While feral pigs may look similar to domestic pigs, they are much more destructive. They were brought to the United States as domestic pigs from Europe and Asia. Over time, some have escaped or were released intentionally, creating free-ranging feral swine populations. Prolific breeders, they can produce four to eight babies per litter. Feral swine are highly adaptable, but prefer habitats with an abundant supply of water and dense cover. They are aggressive and pose serious ecological, economic, and health threats.

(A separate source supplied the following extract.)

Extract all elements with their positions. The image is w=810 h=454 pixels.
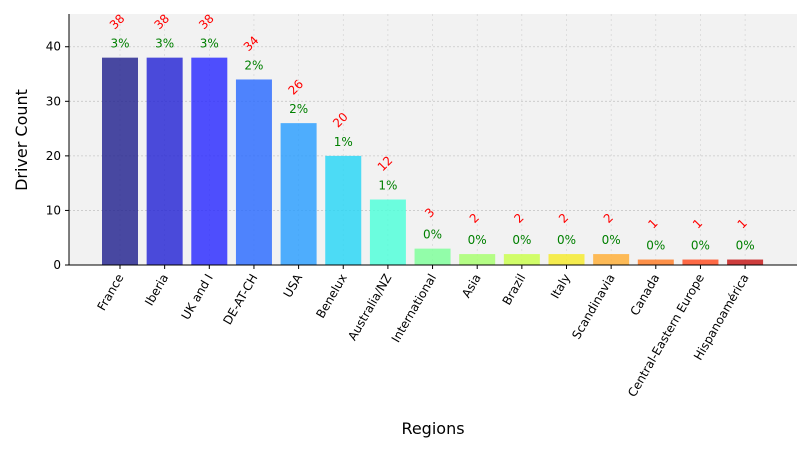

Feral pigs exhibit wide variation in color and size. Their hair is coarse with long bristles. The average female weighs between 77–330 pounds. The average wild boar weighs from 130-440 pounds. The elongated snout is flattened on the end, and is tough and flexible. The males have four tusks that grow continually and can be extremely sharp. The upper tusks are as much as 3-5 inches long, and usually are worn or broken from use. There diet consists of plants with palmetto and acorns being what they most prefer.

Feral swine are aggressive animals that can be extremely destructive to fields, fences, and facilities. Their wallows can affect ponds and wetlands, muddying the water and destroying aquatic vegetation. They can strip a field of crops in one night and pose a threat to ground-nesting birds and some endangered species. Feral swine also can transmit diseases and parasites, such as pseudorabies, brucellosis, and tuberculosis, to livestock and people.